Stickley evidently laid out his thoughts about a and c design in 1903: "The Structural Style in Cabinet-Making", here's the link: http://books.google.com/books?pg=PA19&dq=%22Structural+Style+in+Cabinet-Making%22&ei=D01bSo3VM4LckASxiPWXBw&id=HiBXAAAAIAAJ&output=text

you can now check the whole text of *The Craftsman* in a keyword search, and when i did-click on results below- found in the digitized version of *The Craftsman* that there are over 70 instances of the use of the term "inlay": 
http://digicoll.library.wisc.edu/cgi-bin/DLDecArts/DLDecArts-idx?type=simple&size=First+100&rgn=Entire+work&q1=inlay&work=&submit=Search

in case anyone thinks that such investigation shows early signs of my mental instability, be assured that it is only part of my work on http://www.woodworkinghistory.com


----------



## BobLang (Feb 2, 2009)

I did indeed write a book about Arts & Crafts period inlays. In a nutshell, inlays were more evident in English Arts & Crafts furniture than in American, but both Gustav Stickley and the Stickley Brothers Company of Grand Rapids produced inlaid furniture. The Stickley Bros. product was derivative of the English stuff, Albert Stickley imported a couple of specialists from England to design and make it.
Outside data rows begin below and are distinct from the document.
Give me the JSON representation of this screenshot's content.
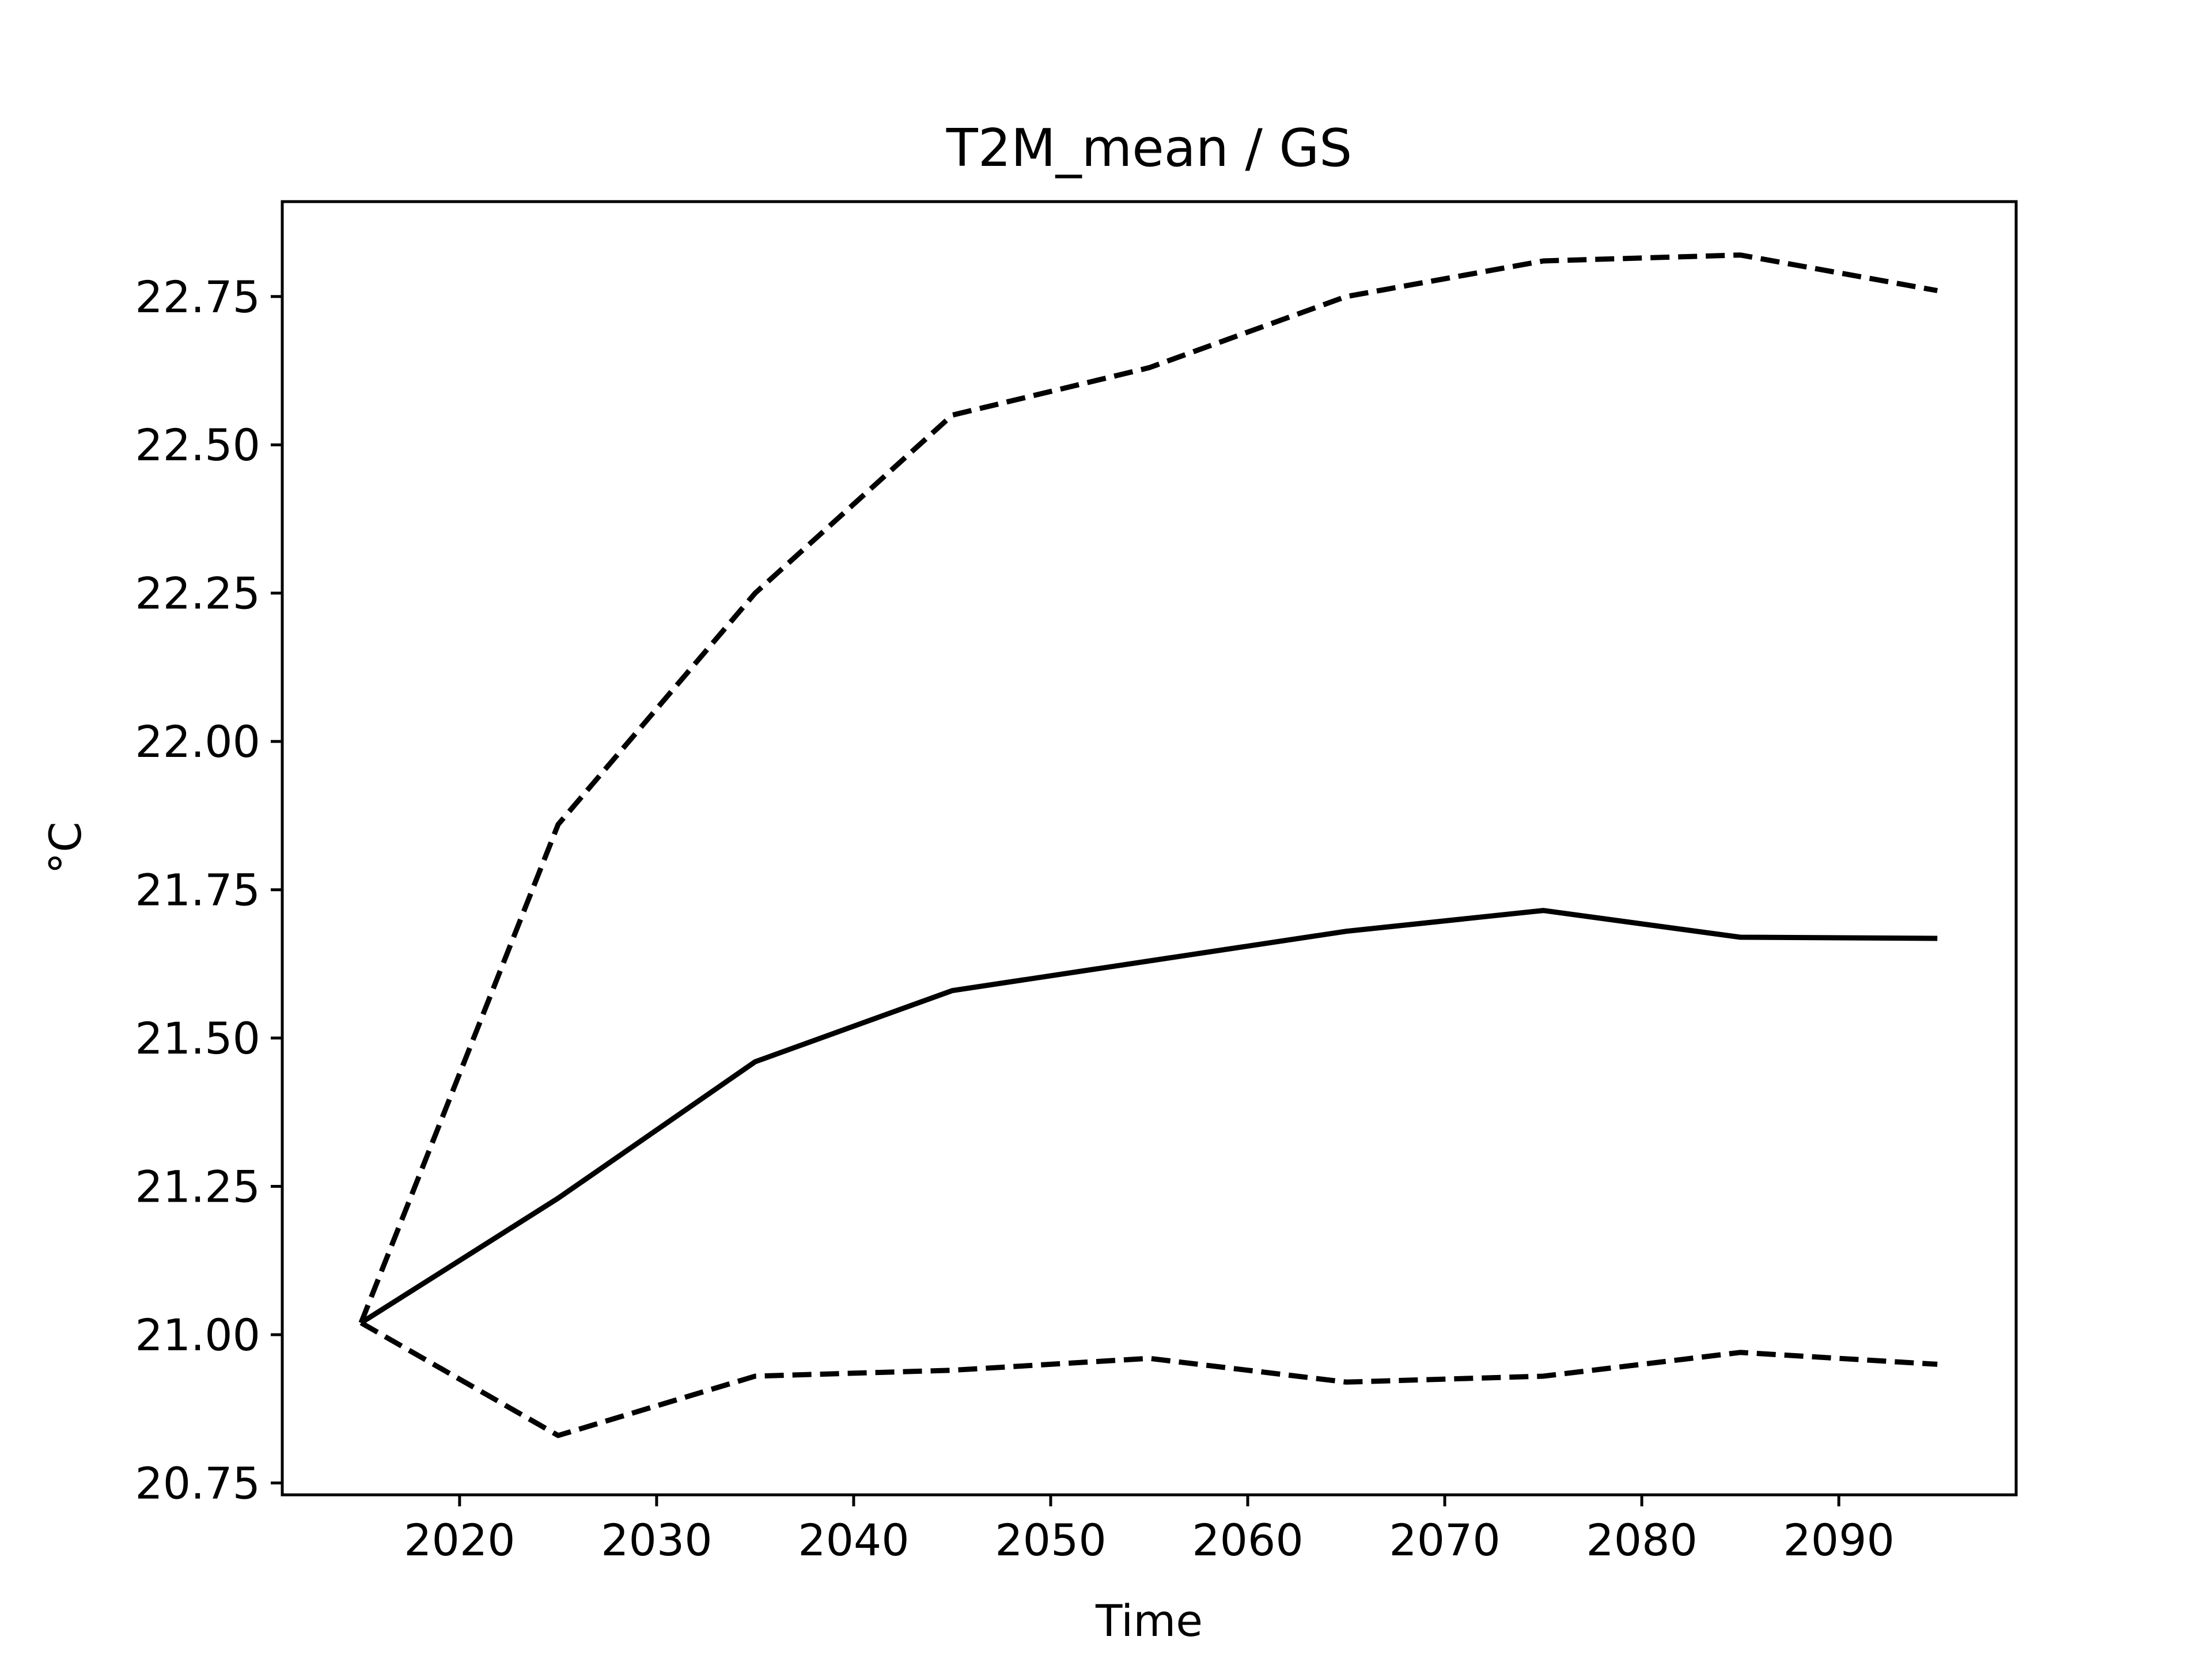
{
  "chart_data": {
    "type": "line",
    "title": "T2M_mean / GS",
    "xlabel": "Time",
    "ylabel": "°C",
    "xlim": [
      2011,
      2099
    ],
    "ylim": [
      20.73,
      22.91
    ],
    "xticks": [
      2020,
      2030,
      2040,
      2050,
      2060,
      2070,
      2080,
      2090
    ],
    "xtick_labels": [
      "2020",
      "2030",
      "2040",
      "2050",
      "2060",
      "2070",
      "2080",
      "2090"
    ],
    "yticks": [
      20.75,
      21.0,
      21.25,
      21.5,
      21.75,
      22.0,
      22.25,
      22.5,
      22.75
    ],
    "ytick_labels": [
      "20.75",
      "21.00",
      "21.25",
      "21.50",
      "21.75",
      "22.00",
      "22.25",
      "22.50",
      "22.75"
    ],
    "grid": false,
    "legend": "none",
    "x": [
      2015,
      2025,
      2035,
      2045,
      2055,
      2065,
      2075,
      2085,
      2095
    ],
    "series": [
      {
        "style": "solid",
        "color": "#000000",
        "values": [
          21.02,
          21.23,
          21.46,
          21.58,
          21.63,
          21.68,
          21.715,
          21.67,
          21.668
        ]
      },
      {
        "style": "dashed",
        "color": "#000000",
        "values": [
          21.02,
          21.86,
          22.25,
          22.55,
          22.63,
          22.75,
          22.81,
          22.82,
          22.76
        ]
      },
      {
        "style": "dashed",
        "color": "#000000",
        "values": [
          21.02,
          20.83,
          20.93,
          20.94,
          20.96,
          20.92,
          20.93,
          20.97,
          20.95
        ]
      }
    ]
  }
}
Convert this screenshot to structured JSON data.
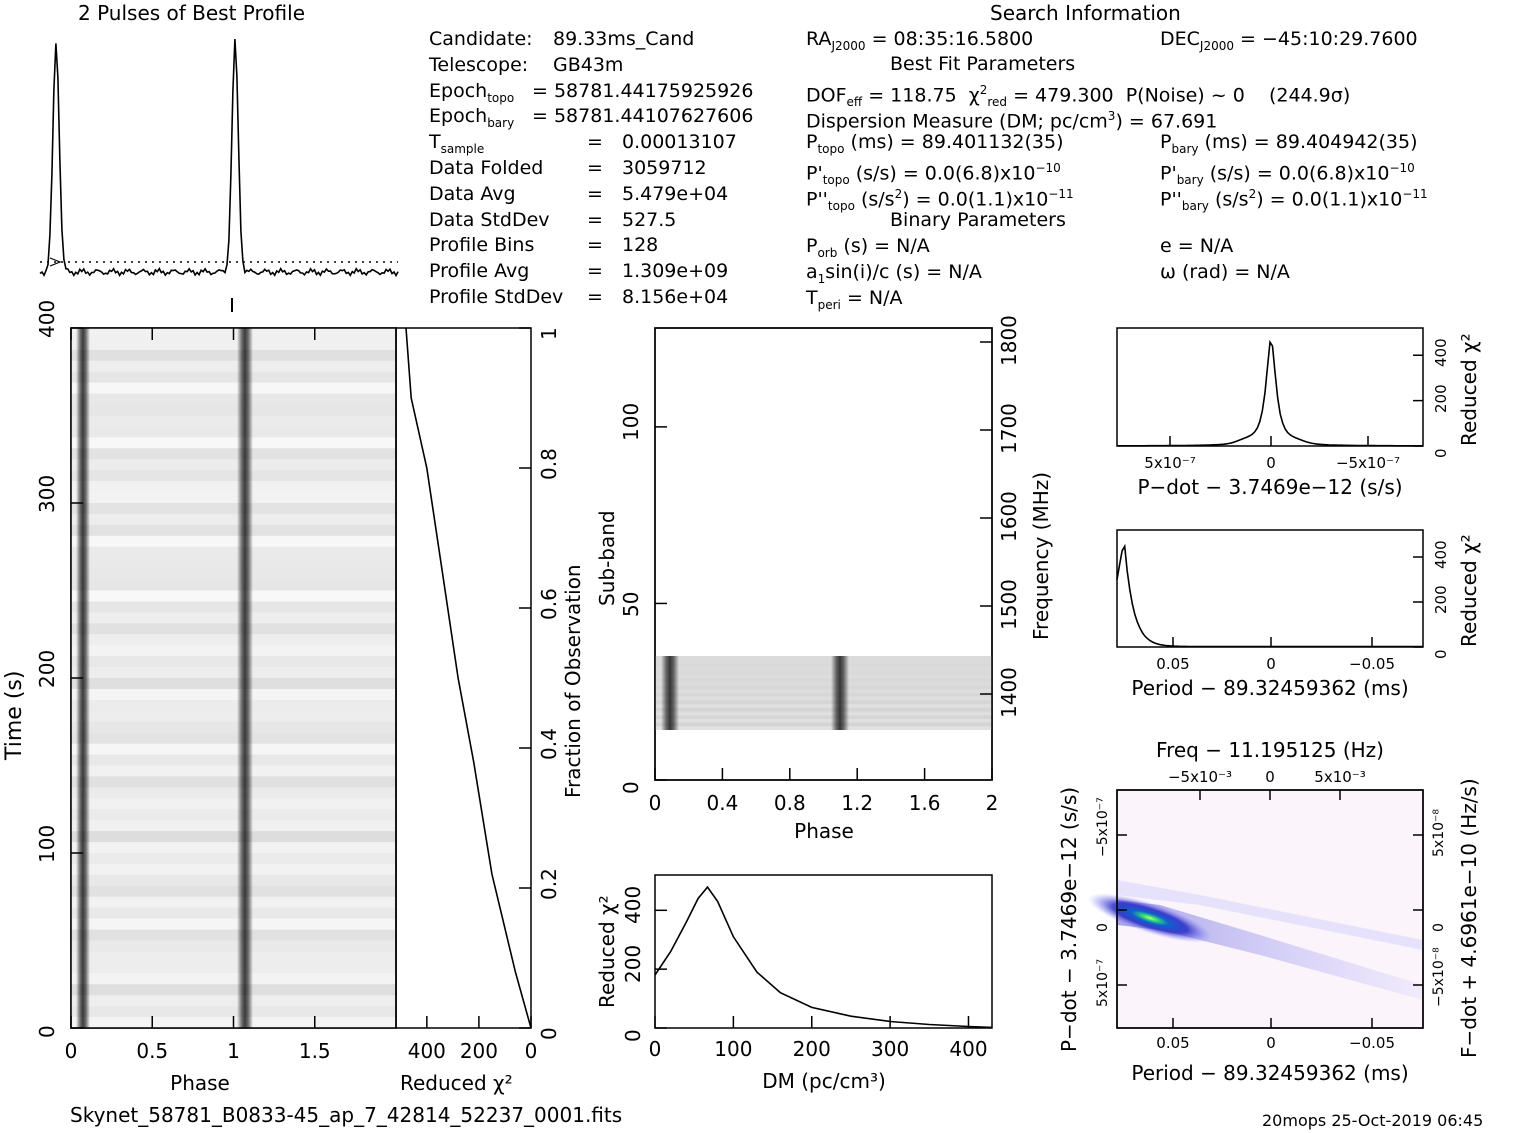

The Gustav Stickley inlaid furniture was introduced in January 1904, but never went into full production. Originals are pretty rare, and the designs were mostly by Harvey Ellis. The inlays were produced by George Jones in Manhattan. The current Stickley company uses the designs on a lot of stuff, thanks no doubt to the efficiencies of CNC for cutting the inlay.

Bob Lang
www.craftsmanplans.com


----------



## rgmcinnis (Jul 5, 2009)

many thanks, Bob.

one thing my 40 years of academic reference work taught me is "tread carefully", because potentially an expert is around the next corner, prepared to shoot down any of your over-statements, even when your own authority comes from the most reliable sources.

may i ask what sources you used for the info above? i'd like to use them.

ray


----------



## BobLang (Feb 2, 2009)

To answer the original question, Mitch Andrus sells authentic period inlays from his website. If you do a Google image search on Arts & Crafts tile you will find a lot of designs that are less intricate than what was used on the original furniture but would be a good fit for the style.


----------



## skidiot (Jun 2, 2008)

uuuuhhhh… sorry i asked


----------



## CaptainSkully (Aug 28, 2008)

I don't have the attention span to read the previous posts, but the onion, ginko, or tsuba inlays are all acceptable Stickley/Greene & Greene options. Also, Macintoch roses are very cool. Yoshiko Yamamoto also makes some really cool prints that may be adopted for inlays.


----------